I have dealt with a number of "salespeople" that glaze over if you mention VBA or macros.....The big computer retailers especially.
Having said that if your selling computers and your only 16 years old, it's to be expected !!
I have been directed to $3000 laptops because they have great graphics......"what, for Excel ?".....Yeah, I need that !!
Maybe I look stupid, 'cause I'm old !


----------



## RoryA (Feb 16, 2021)

The last time I went into a computer retailer, when the salesman said "Can I help you?" I just said "I doubt it".


----------



## MARK858 (Feb 16, 2021)

Mine about 2 laptops back was going into a major Electrical/PC outlet. Having a spotty face kid come over and ask if he could help. I asked "What the clock speed was" and he responded with "Do you know where to find it?"

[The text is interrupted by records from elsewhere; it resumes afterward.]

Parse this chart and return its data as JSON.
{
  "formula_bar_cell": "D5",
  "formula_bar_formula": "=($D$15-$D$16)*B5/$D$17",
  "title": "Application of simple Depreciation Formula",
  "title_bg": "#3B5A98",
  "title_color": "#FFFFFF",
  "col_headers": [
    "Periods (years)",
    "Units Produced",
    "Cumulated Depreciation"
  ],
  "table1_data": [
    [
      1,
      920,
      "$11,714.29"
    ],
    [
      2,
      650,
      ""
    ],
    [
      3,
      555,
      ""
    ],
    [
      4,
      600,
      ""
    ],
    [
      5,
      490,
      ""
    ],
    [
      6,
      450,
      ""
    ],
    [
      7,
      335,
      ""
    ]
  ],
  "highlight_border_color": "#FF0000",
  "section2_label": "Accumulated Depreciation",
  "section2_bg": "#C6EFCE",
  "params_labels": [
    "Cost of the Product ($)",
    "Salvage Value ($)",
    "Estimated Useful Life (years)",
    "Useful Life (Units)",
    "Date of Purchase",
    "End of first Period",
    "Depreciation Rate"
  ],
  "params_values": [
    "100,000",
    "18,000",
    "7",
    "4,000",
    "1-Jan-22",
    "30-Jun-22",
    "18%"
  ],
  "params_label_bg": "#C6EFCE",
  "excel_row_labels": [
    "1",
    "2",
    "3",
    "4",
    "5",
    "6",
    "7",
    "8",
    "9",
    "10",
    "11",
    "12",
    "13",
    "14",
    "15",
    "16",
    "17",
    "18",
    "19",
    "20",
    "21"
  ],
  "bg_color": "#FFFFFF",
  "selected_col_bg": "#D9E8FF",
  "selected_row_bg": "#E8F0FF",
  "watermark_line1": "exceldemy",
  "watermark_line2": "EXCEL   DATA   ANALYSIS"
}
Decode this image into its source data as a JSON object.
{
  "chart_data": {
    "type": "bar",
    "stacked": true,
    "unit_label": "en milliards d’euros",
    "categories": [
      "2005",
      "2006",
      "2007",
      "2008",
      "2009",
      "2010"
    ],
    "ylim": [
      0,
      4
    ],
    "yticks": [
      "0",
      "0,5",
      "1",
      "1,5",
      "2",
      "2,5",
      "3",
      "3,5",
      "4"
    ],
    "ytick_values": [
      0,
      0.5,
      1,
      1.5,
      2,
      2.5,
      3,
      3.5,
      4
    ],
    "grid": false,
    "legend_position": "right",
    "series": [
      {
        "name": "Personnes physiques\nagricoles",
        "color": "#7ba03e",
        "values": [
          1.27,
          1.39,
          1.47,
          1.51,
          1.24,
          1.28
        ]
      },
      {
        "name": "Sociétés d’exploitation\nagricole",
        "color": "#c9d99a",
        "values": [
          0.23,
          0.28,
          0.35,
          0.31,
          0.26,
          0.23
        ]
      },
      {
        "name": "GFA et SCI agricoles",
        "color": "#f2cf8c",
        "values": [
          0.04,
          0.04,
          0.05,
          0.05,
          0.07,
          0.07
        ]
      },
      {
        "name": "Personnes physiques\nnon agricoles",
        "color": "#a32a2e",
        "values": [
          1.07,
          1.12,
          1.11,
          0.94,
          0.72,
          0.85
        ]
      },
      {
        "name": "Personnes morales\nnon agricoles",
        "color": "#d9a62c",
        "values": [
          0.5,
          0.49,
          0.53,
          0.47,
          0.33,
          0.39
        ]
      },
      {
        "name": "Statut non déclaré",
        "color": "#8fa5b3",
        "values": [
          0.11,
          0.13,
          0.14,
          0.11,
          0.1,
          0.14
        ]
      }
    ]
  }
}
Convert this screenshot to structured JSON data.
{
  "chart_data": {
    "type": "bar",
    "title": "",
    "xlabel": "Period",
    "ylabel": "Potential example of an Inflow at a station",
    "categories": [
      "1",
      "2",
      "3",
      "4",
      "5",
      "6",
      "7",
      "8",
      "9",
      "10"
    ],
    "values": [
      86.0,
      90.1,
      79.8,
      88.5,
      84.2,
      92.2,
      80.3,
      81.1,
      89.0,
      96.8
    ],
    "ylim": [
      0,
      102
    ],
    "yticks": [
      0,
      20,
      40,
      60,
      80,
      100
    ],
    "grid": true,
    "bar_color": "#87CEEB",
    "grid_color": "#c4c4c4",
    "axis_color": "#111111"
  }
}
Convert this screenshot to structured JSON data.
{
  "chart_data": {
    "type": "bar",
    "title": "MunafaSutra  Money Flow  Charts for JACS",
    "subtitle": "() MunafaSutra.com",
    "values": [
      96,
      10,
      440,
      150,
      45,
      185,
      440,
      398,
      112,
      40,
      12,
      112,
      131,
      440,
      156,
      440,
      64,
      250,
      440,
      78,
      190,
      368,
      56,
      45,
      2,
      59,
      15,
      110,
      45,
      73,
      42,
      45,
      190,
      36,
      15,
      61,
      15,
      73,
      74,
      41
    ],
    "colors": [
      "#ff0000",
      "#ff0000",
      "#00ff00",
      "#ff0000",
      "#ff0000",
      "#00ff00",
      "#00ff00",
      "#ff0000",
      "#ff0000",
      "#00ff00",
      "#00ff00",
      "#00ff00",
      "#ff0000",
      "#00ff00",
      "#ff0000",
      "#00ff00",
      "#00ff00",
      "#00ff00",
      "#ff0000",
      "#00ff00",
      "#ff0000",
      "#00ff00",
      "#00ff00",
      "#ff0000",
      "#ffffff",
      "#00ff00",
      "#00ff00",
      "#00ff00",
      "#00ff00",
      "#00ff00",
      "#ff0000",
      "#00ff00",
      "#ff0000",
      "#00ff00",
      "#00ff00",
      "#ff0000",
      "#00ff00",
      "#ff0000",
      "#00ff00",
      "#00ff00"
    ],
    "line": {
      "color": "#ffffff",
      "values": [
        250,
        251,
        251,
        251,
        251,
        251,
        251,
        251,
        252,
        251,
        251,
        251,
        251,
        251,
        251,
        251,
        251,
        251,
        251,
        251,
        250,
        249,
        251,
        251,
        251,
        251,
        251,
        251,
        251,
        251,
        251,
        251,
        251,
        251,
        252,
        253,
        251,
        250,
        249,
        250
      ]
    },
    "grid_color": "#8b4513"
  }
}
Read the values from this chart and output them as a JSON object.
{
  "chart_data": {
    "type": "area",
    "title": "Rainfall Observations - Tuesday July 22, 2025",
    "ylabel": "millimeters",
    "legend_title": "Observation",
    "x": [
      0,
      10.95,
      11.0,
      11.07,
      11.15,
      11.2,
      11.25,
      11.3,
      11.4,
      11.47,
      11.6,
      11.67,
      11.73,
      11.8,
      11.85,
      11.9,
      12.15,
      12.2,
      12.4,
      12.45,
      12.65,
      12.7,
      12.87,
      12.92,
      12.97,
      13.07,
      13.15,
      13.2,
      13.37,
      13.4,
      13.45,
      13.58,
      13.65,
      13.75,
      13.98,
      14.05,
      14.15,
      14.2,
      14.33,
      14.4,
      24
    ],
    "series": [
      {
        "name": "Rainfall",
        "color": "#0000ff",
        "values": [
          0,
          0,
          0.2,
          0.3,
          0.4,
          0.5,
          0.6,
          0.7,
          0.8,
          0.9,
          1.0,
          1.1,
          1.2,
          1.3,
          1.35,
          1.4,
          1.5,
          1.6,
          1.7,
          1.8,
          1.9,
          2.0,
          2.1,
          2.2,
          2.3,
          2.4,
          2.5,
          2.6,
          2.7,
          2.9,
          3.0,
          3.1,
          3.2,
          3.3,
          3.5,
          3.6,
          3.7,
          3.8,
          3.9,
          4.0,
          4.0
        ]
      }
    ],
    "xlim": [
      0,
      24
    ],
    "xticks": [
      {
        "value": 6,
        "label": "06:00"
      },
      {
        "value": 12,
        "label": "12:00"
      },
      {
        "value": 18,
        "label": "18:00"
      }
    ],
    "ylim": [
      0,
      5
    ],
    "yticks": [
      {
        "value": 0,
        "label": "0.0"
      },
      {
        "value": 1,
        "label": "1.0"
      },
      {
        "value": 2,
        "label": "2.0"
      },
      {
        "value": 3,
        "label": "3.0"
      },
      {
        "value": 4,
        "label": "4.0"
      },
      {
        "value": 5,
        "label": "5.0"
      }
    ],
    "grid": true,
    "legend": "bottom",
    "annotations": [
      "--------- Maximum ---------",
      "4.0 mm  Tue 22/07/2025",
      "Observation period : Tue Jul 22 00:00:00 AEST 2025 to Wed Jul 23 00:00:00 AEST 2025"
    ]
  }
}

I'm hoping they have improved a bit.


----------



## starl (Feb 16, 2021)

I prefer to build my own PCs from scratch, though I do buy laptops from manufs. But I choose the (spendy) option where I can choose what I need in it..
When you buy a prebuilt PC, the Office 365 that's installed on it is usually not activated. You activate it yourself, choosing exactly which package you want at that time.
If I remember correctly... 

Compare All Microsoft 365 Plans (Formerly Office 365) - Microsoft Store - shows you the different packages (table with checks if you scroll down)

O365 for business (not sure how this applies to home)
Understand subscriptions and licenses in Microsoft 365 for business - explains licensing with subscriptions - a must read! ONE person can install on up to 5 PCs/Macs, 5 tablets and 5 phones. They all share the same account. If you want different accounts, then you are looking at multiple licenses. But with my 1 license, I have legally installed it on 3 pcs, 2 laptops. I think my tablet might be activated, I don't remember.


----------



## Michael M (Feb 16, 2021)

@starl 
It could be hard to find, but I don't see any mention of Developer OR VBA in those plans !
And I guess this is where the issue lies....it's almost like it's a dark art that nobody wants to talk about


----------



## RoryA (Feb 16, 2021)

There has only been one desktop version in recent memory that didn’t have VBA, and that was 2008 on the Mac.


----------



## Michael M (Feb 16, 2021)

Thanks @RoryA 
It's just royally annoying that no one seems to even comprehend Developer or VBA


----------



## RoryA (Feb 16, 2021)

Possibly because MS doesn’t care about VBA.


----------



## Michael M (Feb 16, 2021)

Ooooo, that's harsh....but true.... I'm sure they regret ever having it in the suite in the first place !


----------



## starl (Feb 16, 2021)

If IT installs O365, they can disable VBA (group policy). Else, I don't believe there's a desktop version without VBA at all. I can't find any mention of that at MS site..


----------



## Michael M (Mar 1, 2021)

I guess I'm gonna find out soon!


----------